The final part of setting up the request is to select the DataMarts which will be used in the computation and to specify the Trust Matrix. The Trust Matrix determines which DataMarts are allowed to share data directly with each other. While the code we supply with the package follows the specified trust restrictions on who is allowed to send data to whom, it is possible for a nefarious party to either change the code so as to send data where it should not go, or to manually change a the manifest file (file_list.csv
) for the same purpose. The Trust Matrix, when properly setup, ensures that attempts of these sorts will not be successful. Any file that is sent to a DataMart which violates the trust matrix will not be sent.
In the following three screenshots, we show how to set up a 2-party regression, a \(2^T\)-party regression, and a \(k^T\)-party regression with three data partners. We use our Penn State DataMarts as examples.
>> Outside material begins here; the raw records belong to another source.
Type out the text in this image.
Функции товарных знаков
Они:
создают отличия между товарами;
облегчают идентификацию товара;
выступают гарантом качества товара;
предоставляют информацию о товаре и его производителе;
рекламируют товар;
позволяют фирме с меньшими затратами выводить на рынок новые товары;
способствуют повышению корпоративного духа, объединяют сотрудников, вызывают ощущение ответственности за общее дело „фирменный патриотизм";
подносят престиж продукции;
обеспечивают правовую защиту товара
For a 2-party regression (linear, logistic, or Cox), we choose two DataMarts, specify one to be the analysis center, and the other to be a data partner. You must have exactly one DataMart assigned to be the analysis center. With the trust matrix we check the box to indicate that two parties are allowed to communicate directly with each other.
For a \(2^T\)-party regression (linear, logistic, or Cox), we choose three DataMarts and specify one to be the analysis center, and specify the other two to be data partners. In the Trust Matrix, we check both boxes which allow the analysis center to communicate directly with either data partner, but we do not select the box for direct communication between the data partners, forcing them to only be able to communicate directly with the analysis center.
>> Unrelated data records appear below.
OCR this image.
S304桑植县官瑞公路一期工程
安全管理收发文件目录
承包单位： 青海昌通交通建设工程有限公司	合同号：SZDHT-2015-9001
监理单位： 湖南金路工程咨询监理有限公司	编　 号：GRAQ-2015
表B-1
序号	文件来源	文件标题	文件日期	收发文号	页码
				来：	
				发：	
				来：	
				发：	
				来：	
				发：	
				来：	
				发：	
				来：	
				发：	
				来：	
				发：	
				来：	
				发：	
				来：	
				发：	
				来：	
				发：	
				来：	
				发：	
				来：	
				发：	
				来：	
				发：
For a \(k^T\)-party regression (linear, logistic, or Cox0, we choose three or more DataMarts and specify one to be the analysis center. In our example, we chose four DataMarts, but it can be as few as three or more than 10. In the Trust Matrix, we select all boxes which allows all parties to communicate directly with each other.
At this point save the information, and the portal takes you to the Request Overview page. This page summarizes what we have done. The Terminate button at the bottom of the page can be used to force PopMedNet to shut down processing of this request and to transfer no more files. No data partner will be informed that this happened; they will need to receive this information directly from the analysis center and then shut down their local scripts manually. This is useful if it has been determined that the request has been set up incorrectly, or there is some other unforeseen event that indicates that the computation probably will not complete correctly.